The BIOFAB promoters showed an unexpected level of activity. The promoter apFAB46 showed the lowest activity but was expected to be the highest. ApFAB90 was found to have medium expression, however, was expected to be low activity. Finally, apFAB82 showed the highest fluorescence, however, was expected to be the medium expression.
We found that two of the Berkeley promoters appeared to be constitutive promoters since they showed significant fluorescence after growing under ambient sound. The PSPA FSU system was likely slightly leaky since it shows a slight trace of fluorescence under ambient sound.

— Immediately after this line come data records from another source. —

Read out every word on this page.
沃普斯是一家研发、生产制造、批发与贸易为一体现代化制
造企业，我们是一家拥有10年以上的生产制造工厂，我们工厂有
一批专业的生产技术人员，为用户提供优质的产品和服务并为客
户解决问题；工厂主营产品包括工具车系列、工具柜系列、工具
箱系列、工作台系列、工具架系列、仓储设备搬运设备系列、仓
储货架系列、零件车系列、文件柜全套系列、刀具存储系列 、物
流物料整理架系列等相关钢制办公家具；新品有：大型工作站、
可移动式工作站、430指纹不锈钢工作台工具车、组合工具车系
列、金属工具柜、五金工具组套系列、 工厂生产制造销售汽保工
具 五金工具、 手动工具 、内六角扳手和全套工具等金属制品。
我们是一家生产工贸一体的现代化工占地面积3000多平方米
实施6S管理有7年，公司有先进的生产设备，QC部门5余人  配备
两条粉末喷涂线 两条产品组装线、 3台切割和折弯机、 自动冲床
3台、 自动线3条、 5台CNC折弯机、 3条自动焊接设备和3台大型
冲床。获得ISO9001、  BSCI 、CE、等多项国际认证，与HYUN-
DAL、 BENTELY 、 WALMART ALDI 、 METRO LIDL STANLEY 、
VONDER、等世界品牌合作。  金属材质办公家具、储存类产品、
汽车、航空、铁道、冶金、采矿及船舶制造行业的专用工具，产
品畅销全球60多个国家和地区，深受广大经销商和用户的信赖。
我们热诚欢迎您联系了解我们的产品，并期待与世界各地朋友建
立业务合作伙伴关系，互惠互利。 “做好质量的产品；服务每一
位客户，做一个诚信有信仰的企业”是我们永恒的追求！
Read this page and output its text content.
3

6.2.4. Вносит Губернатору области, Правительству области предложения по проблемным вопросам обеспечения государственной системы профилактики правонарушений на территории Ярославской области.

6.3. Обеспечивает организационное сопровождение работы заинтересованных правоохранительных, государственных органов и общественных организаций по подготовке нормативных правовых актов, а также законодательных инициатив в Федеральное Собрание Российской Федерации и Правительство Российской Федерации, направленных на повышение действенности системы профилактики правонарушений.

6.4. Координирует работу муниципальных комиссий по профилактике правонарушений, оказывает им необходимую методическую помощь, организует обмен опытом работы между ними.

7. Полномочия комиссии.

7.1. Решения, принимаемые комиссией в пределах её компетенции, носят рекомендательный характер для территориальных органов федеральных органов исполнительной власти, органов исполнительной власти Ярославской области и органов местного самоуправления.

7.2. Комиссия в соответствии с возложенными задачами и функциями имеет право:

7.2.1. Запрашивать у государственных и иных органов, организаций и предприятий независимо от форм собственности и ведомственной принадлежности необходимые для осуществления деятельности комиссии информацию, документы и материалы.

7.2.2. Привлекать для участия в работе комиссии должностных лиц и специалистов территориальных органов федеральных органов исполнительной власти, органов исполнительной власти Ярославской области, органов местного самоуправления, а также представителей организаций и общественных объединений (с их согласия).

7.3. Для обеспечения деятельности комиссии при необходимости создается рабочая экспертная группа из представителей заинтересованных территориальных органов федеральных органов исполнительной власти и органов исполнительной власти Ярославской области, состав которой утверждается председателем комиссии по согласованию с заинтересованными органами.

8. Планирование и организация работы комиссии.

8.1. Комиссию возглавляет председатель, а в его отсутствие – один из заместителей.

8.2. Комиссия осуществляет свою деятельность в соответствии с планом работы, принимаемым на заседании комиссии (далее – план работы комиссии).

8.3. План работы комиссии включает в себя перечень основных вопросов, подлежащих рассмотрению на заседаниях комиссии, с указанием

After exposing our different test cells to different frequencies and amplitudes, we found that cells did seem to respond differently to different sonic stress conditions based on the promoters they carried. We fund that cell growth was most aided by 2khz at 100db. On the other hand, cell growth was most disrupted by 8khz and 100db, and we think this frequency may actually be killing cells and thus preventing growth. In general, the PSPA system was the most sound responsive system and K112402 was likely a constitutive promoter.